One option for improving the welfare of purebred dog breeds is to implement health breeding programmes, which allow selection to be directed against known diseases while controlling the rate of inbreeding to a minimal level in order to maintain the long-term health of the breed. The
aim of this study is to evaluate the predicted impact of selection against disease in two breeds: the Cavalier King Charles spaniel (CKCS) and the Labrador Retriever. Heritabilities for mitral valve disease, syringomyelia in the CKCS and hip dysplasia in the Labrador were estimated to be 0.64
(± 0.07), 0.32 (± 0.125) and 0.35 (± 0.016), respectively, which suggest encouraging selection responses are feasible based upon the estimation of breeding values (EBVs) if monitoring schemes are maintained for these breeds. Although using data from disease databases can
introduce problems due to bias, as a result of individuals and families with disease usually being over-represented, the data presented is a step forward in providing information on risk.

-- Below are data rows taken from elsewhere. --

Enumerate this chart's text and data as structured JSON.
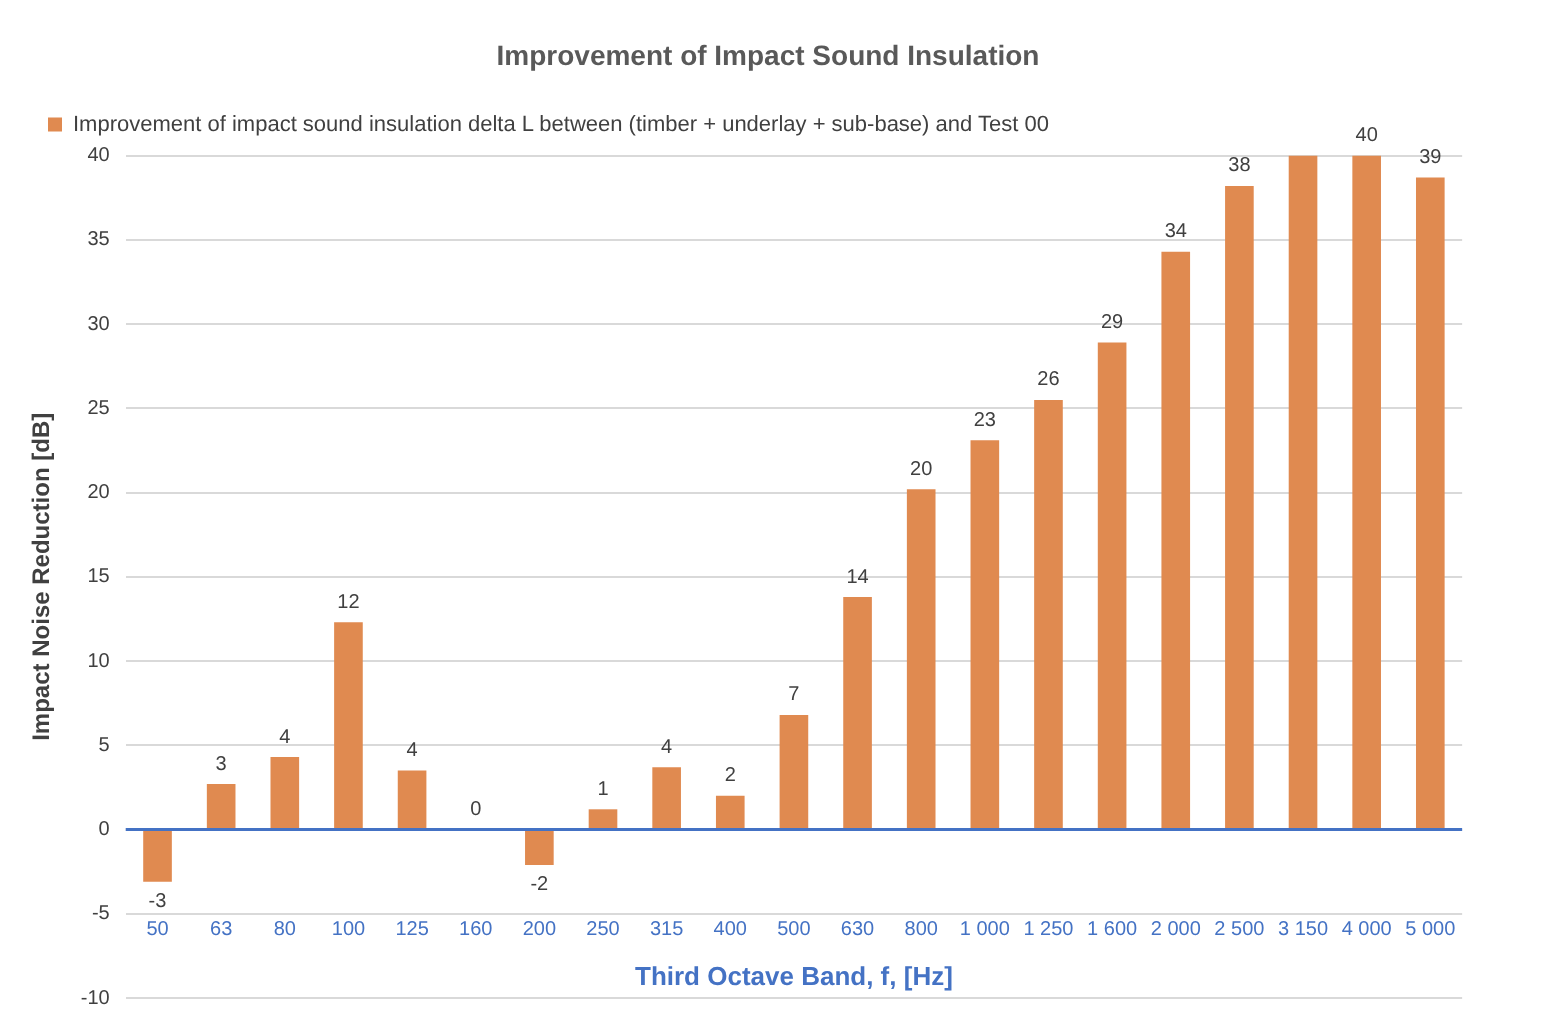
{
  "chart_data": {
    "type": "bar",
    "title": "Improvement of Impact Sound Insulation",
    "xlabel": "Third Octave Band, f, [Hz]",
    "ylabel": "Impact Noise Reduction [dB]",
    "categories": [
      "50",
      "63",
      "80",
      "100",
      "125",
      "160",
      "200",
      "250",
      "315",
      "400",
      "500",
      "630",
      "800",
      "1 000",
      "1 250",
      "1 600",
      "2 000",
      "2 500",
      "3 150",
      "4 000",
      "5 000"
    ],
    "series": [
      {
        "name": "Improvement of impact sound insulation delta L between (timber + underlay + sub-base) and Test 00",
        "color": "#e08a50",
        "values": [
          -3.1,
          2.7,
          4.3,
          12.3,
          3.5,
          0,
          -2.1,
          1.2,
          3.7,
          2.0,
          6.8,
          13.8,
          20.2,
          23.1,
          25.5,
          28.9,
          34.3,
          38.2,
          40,
          40,
          38.7
        ],
        "value_labels": [
          "-3",
          "3",
          "4",
          "12",
          "4",
          "0",
          "-2",
          "1",
          "4",
          "2",
          "7",
          "14",
          "20",
          "23",
          "26",
          "29",
          "34",
          "38",
          null,
          "40",
          "39"
        ]
      }
    ],
    "ref_lines": [
      {
        "axis": "y",
        "value": 0,
        "color": "#4472c4"
      }
    ],
    "ylim": [
      -10,
      40
    ],
    "yticks": [
      -10,
      -5,
      0,
      5,
      10,
      15,
      20,
      25,
      30,
      35,
      40
    ],
    "grid": "y",
    "legend": "top left"
  }
}
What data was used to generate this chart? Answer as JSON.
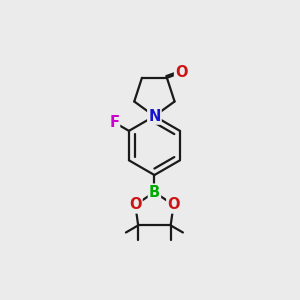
{
  "background_color": "#ebebeb",
  "bond_color": "#1a1a1a",
  "atom_colors": {
    "N": "#1414cc",
    "O": "#cc1414",
    "F": "#cc00cc",
    "B": "#00aa00",
    "C": "#1a1a1a"
  },
  "font_size_atoms": 10.5,
  "lw": 1.6
}
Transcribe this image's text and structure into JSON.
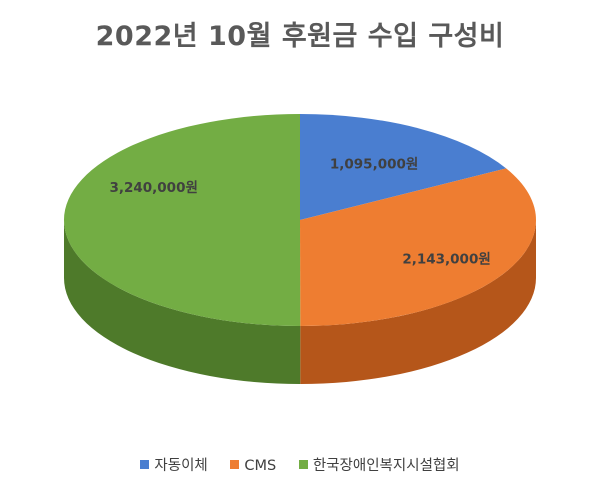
{
  "chart_data": {
    "type": "pie",
    "style": "3d",
    "title": "2022년 10월 후원금 수입 구성비",
    "categories": [
      "자동이체",
      "CMS",
      "한국장애인복지시설협회"
    ],
    "values": [
      1095000,
      2143000,
      3240000
    ],
    "data_labels": [
      "1,095,000원",
      "2,143,000원",
      "3,240,000원"
    ],
    "colors": [
      "#4a7ed0",
      "#ee7d31",
      "#73ad44"
    ],
    "side_colors": [
      "#2f5597",
      "#b5561a",
      "#4e7a2a"
    ],
    "legend_position": "bottom"
  }
}
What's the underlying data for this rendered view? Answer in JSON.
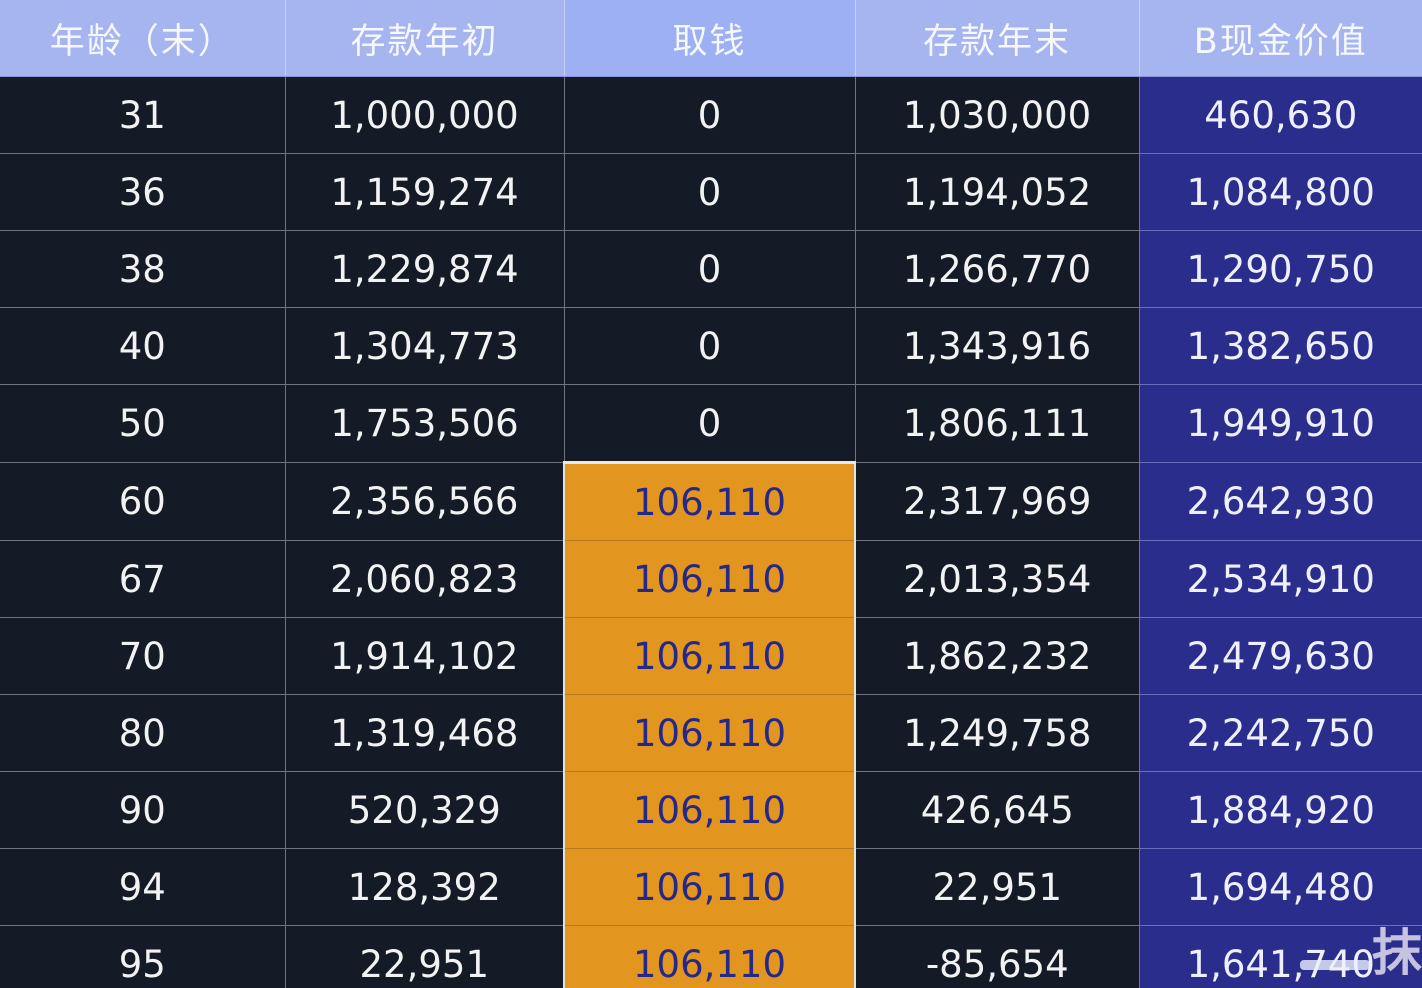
{
  "table": {
    "headers": [
      "年龄（末）",
      "存款年初",
      "取钱",
      "存款年末",
      "B现金价值"
    ],
    "rows": [
      [
        "31",
        "1,000,000",
        "0",
        "1,030,000",
        "460,630"
      ],
      [
        "36",
        "1,159,274",
        "0",
        "1,194,052",
        "1,084,800"
      ],
      [
        "38",
        "1,229,874",
        "0",
        "1,266,770",
        "1,290,750"
      ],
      [
        "40",
        "1,304,773",
        "0",
        "1,343,916",
        "1,382,650"
      ],
      [
        "50",
        "1,753,506",
        "0",
        "1,806,111",
        "1,949,910"
      ],
      [
        "60",
        "2,356,566",
        "106,110",
        "2,317,969",
        "2,642,930"
      ],
      [
        "67",
        "2,060,823",
        "106,110",
        "2,013,354",
        "2,534,910"
      ],
      [
        "70",
        "1,914,102",
        "106,110",
        "1,862,232",
        "2,479,630"
      ],
      [
        "80",
        "1,319,468",
        "106,110",
        "1,249,758",
        "2,242,750"
      ],
      [
        "90",
        "520,329",
        "106,110",
        "426,645",
        "1,884,920"
      ],
      [
        "94",
        "128,392",
        "106,110",
        "22,951",
        "1,694,480"
      ],
      [
        "95",
        "22,951",
        "106,110",
        "-85,654",
        "1,641,740"
      ]
    ],
    "withdrawal_rows": [
      5,
      6,
      7,
      8,
      9,
      10,
      11
    ]
  },
  "colors": {
    "header_bg": "#a6b4f0",
    "body_bg": "#141a26",
    "cash_value_bg": "#2b2d8c",
    "withdrawal_highlight": "#e2961f",
    "withdrawal_text": "#24288a"
  },
  "watermark": {
    "text": "抹"
  }
}
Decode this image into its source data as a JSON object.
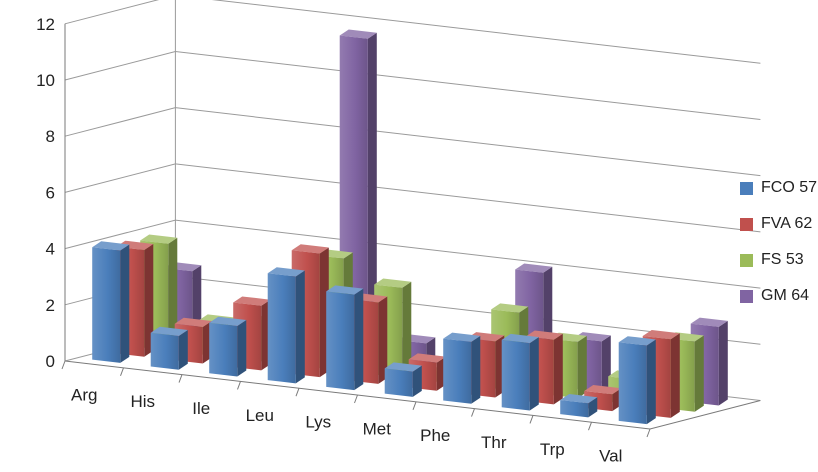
{
  "chart_data": {
    "type": "bar",
    "title": "",
    "xlabel": "",
    "ylabel": "",
    "ylim": [
      0,
      12
    ],
    "yticks": [
      0,
      2,
      4,
      6,
      8,
      10,
      12
    ],
    "grid": true,
    "legend_position": "right",
    "categories": [
      "Arg",
      "His",
      "Ile",
      "Leu",
      "Lys",
      "Met",
      "Phe",
      "Thr",
      "Trp",
      "Val"
    ],
    "series": [
      {
        "name": "FCO 57",
        "color": "#4a7ebb",
        "values": [
          4.0,
          1.2,
          1.8,
          3.8,
          3.4,
          0.9,
          2.2,
          2.4,
          0.5,
          2.8
        ]
      },
      {
        "name": "FVA 62",
        "color": "#c0504d",
        "values": [
          3.8,
          1.3,
          2.3,
          4.4,
          2.9,
          1.0,
          2.0,
          2.3,
          0.6,
          2.8
        ]
      },
      {
        "name": "FS 53",
        "color": "#9bbb59",
        "values": [
          3.8,
          1.2,
          1.5,
          4.0,
          3.2,
          0.4,
          2.8,
          2.0,
          0.9,
          2.5
        ]
      },
      {
        "name": "GM 64",
        "color": "#8064a2",
        "values": [
          2.6,
          0.4,
          1.1,
          11.6,
          1.0,
          1.2,
          4.0,
          1.8,
          0.2,
          2.8
        ]
      }
    ]
  }
}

EBVs will allow breeders to distinguish between potential parents of high and low risk, after removing
the influence of life history events. Analysis of current population structure, including numbers of dogs used for breeding, average kinship and average inbreeding provides a basis from which to compare breeding strategies. Predictions can then be made about the number of generations it will
take to eradicate disease, the number of affected individuals that will be born during the course of selective breeding and the benefits that can be obtained by using optimisation to constrain inbreeding to a pre-defined sustainable rate.